LSU’s top two starting pitchers — freshman Alex Lange and sophomore Jared Poché — say they have complete confidence that if they throw a breaking ball in the dirt to try to get a strikeout, they won’t have to worry about it becoming a wild pitch.

“He blocks everything,” Lange said. “He gets pitches that are balls called strikes. He throws guys out, holds guys close on the bases. He’s the best catcher this nation has to offer.

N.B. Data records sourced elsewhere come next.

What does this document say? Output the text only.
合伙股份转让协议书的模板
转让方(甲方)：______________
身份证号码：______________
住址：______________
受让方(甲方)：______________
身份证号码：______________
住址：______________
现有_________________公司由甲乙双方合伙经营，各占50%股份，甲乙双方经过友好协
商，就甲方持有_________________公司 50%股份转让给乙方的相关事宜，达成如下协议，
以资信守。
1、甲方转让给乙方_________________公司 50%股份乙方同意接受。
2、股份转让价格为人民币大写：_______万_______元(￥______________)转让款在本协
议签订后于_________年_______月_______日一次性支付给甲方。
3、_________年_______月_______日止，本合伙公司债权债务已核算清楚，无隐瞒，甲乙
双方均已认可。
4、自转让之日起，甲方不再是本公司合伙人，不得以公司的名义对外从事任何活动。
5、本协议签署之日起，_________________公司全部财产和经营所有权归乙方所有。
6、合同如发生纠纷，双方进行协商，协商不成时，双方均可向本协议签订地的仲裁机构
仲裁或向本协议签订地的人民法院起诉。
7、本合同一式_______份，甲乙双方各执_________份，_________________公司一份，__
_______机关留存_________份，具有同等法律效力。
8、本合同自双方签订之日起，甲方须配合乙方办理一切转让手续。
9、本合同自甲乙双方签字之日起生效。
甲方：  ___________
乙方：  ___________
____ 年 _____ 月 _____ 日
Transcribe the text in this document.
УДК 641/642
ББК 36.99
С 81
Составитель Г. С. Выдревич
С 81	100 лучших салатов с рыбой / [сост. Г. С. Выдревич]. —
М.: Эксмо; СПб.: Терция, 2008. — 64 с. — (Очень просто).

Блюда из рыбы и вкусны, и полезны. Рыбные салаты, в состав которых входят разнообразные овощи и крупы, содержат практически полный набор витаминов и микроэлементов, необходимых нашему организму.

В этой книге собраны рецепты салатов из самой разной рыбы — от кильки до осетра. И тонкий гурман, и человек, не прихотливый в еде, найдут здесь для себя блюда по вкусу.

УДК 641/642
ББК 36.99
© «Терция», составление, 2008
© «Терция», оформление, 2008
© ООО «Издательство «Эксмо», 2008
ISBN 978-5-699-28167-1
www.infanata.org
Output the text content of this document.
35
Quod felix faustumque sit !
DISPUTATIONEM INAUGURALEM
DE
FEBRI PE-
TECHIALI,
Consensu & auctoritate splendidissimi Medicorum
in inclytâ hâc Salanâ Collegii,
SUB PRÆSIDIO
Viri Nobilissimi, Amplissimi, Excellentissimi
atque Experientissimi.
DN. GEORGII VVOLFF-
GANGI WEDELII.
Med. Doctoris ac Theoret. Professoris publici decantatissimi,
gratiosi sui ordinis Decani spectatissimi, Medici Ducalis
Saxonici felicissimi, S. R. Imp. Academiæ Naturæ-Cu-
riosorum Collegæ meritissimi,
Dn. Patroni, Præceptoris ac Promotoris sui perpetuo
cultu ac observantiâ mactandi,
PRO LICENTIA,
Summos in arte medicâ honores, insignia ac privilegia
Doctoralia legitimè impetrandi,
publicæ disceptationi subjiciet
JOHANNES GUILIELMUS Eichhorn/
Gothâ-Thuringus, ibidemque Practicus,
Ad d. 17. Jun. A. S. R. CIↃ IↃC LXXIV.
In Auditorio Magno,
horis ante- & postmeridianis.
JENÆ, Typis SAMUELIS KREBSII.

If he doesn’t win the Johnny Bench Award, I’d be shocked.”

Scivicque is one of three finalists for the Johnny Bench Award, which goes to the top catcher in the country.

He got one of the biggest hits in last weekend’s super regional when he broke a scoreless tie with a solo homer in the seventh inning of Game 2 as the Tigers prevailed 6-3 to complete a sweep of the Ragin’ Cajuns.

So Scivicque’s improbable college career will end where every college player dreams of having their careers end — in the College World Series. Then it’s on to professional baseball after he was chosen by the Detroit Tigers in the fourth round of the MLB draft Tuesday.

Back in Maurepas, Kade’s younger brother, Chaz, is preparing for his senior year in the fall. He said it has been “kind of unreal” seeing Kade play in Alex Box. “It kind of pushes you to try to meet his expectations,” said Chaz, who has followed in Kade’s footsteps on the baseball team.

Chaz has the attention of Southwest, where coach Ken Jackson has started using Kade’s success to recruit.

Kade said he can imagine a time when he’ll return to Maurepas High and encourage the students there to believe they too can get to wherever they want to go from there.

“Don’t give up, even though people tell you that you can’t do it,” Scivicque will tell them. “Just because you go to a small school doesn’t mean you can’t make a name for yourself.”

Especially since nowadays there’s a shining green light showing the way out of Maurepas.